Nation Current Affairs 10 Oct 2017 Aquaculture spreads ...

Aquaculture spreads to North Andhra too

Published Oct 10, 2017, 7:00 am IST
Updated Oct 10, 2017, 7:03 am IST
Some with high connections flouting rules on farming.
The total area of legalised aquaculture in North Andhra is 1,200 hectares.
 The total area of legalised aquaculture in North Andhra is 1,200 hectares.

Visakhapatnam: The southern region of Andhra Pradesh along the coast, is infested with rampant illegal shrimp farming causing severe damage to crops and harm to environment. 

Aquaculture is being taken up in over 1,200 hectares in north Andhra, namely Vizag, Vizianagaram and Srikakulam districts. 


This activity is being carried out illegally on another 1,050 hectares in the region with no action being taken by officials who ignore it.

Despite there being several rules governing aquaculture, some influential persons have been flouting these norms by taking up illegal shrimp farming. “The increase in salinity levels have created panic in the north as a result of illegal aquaculture,” says Dr B. Gangaram of the CPM in Vizag.

Sources say that aquaculture is being taken up over 1.29 lakh hectares in the state. Illegal shrimp farming continues on over 54,000 hectares in nine districts of the state. Krishna, West Godavari, Guntur and East Godavari districts are involved in the illegal trade. Those behind this trade manage to acquire free power supply.

They even resort to theft of electricity, for provide oxygen for shrimp. The authorities of SPDCL and EPDCL (discoms) have expressed outrage over the power pilferage that came to light during the surprise raids on illegal shrimp tanks and ponds. There is a nexus that exists between the revenue department and illegal operators in the state, 

“The identification of agricultural and non-agricultural land is the main problem. Illegal activities of this nature cannot be undertaken without the connivance of revenue officials and discoms staff,” said V. Laxman, a farmer.

The district collectors have asked all revenue officials in the state, to submit a comprehensive report on illegal aquaculture. But the revenue department has not yet started the exercise.  

Also, the vigilance wing of the electricity department has been collecting monthly ‘mamools.’

Vannamei prawns demand hits a high

Demand for ‘Vannamei’ shrimp has doubled in the coastal region of Andhra Pradesh with more people preferring Vannamei (ie. white-legged) shrimps over marine ones, citing  freshness, taste and ‘better quality’.
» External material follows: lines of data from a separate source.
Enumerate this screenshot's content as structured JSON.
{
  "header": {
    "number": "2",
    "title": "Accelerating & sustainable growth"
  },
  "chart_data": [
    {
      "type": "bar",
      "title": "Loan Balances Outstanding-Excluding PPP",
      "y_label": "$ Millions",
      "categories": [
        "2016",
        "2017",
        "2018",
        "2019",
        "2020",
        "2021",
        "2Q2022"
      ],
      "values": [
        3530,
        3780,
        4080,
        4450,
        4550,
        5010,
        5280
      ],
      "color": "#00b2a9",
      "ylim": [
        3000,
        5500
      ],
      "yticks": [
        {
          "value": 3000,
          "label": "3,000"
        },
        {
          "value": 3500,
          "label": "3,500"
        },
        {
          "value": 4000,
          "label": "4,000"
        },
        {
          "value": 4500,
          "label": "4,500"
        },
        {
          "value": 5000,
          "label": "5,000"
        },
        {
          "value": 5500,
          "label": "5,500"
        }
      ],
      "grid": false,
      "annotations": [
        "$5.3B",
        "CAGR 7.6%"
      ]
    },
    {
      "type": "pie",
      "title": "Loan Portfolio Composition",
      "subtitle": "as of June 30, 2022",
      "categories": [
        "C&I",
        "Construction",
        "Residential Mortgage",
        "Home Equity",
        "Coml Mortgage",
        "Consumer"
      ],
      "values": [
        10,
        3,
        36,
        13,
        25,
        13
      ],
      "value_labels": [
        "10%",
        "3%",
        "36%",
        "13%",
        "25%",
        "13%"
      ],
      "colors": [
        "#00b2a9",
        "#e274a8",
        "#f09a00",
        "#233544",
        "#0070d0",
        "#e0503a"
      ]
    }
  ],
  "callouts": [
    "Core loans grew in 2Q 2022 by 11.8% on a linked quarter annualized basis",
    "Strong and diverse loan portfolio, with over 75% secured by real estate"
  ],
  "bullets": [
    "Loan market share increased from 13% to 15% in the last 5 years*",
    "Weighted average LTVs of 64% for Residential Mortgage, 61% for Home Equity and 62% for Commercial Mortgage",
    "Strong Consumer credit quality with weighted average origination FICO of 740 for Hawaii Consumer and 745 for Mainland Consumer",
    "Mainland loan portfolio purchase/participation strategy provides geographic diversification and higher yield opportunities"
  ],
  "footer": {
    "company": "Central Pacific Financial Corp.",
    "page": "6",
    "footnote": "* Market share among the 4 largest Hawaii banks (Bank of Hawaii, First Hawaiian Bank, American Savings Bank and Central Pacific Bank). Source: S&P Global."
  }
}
President of Visakha Dolphin Boat Owners' Welfare Association Ch. Satyanarayana Murthy said that exotic Vannamei shrimps produced in large quantities by aquaculture firms in coastal Andhra, has hit fishermen who capture the brown fish variant in the Bay of Bengal.

“Due to the heavy demand for Vannamei, in the overseas market because of its low cost and ‘high culinary’ value, over 70 per cent of seafood exporters at the

Vizag Fishing Harbour are only buying prawns which are captured from the sea.
“This is forcing fishermen to sell high-quality prawns, in the domestic market at lower prices,” he added.

The Vannamei variety of prawn cultivation is attracting more traders from East Godavari and Krishna districts to Vizag and the Srikakulam coast.

With the demand for Vannamei growing in the region, illegal aquaculture is also mushrooming in several places, observed the fishermen in the region. 

The Fisheries Department and Marine Products Exports Development Authority (MPEDA) will be conducting a joint survey on the extent of prawn and shrimp ponds, along the North Andhra coast through the global positioning system (GPS), it is learnt.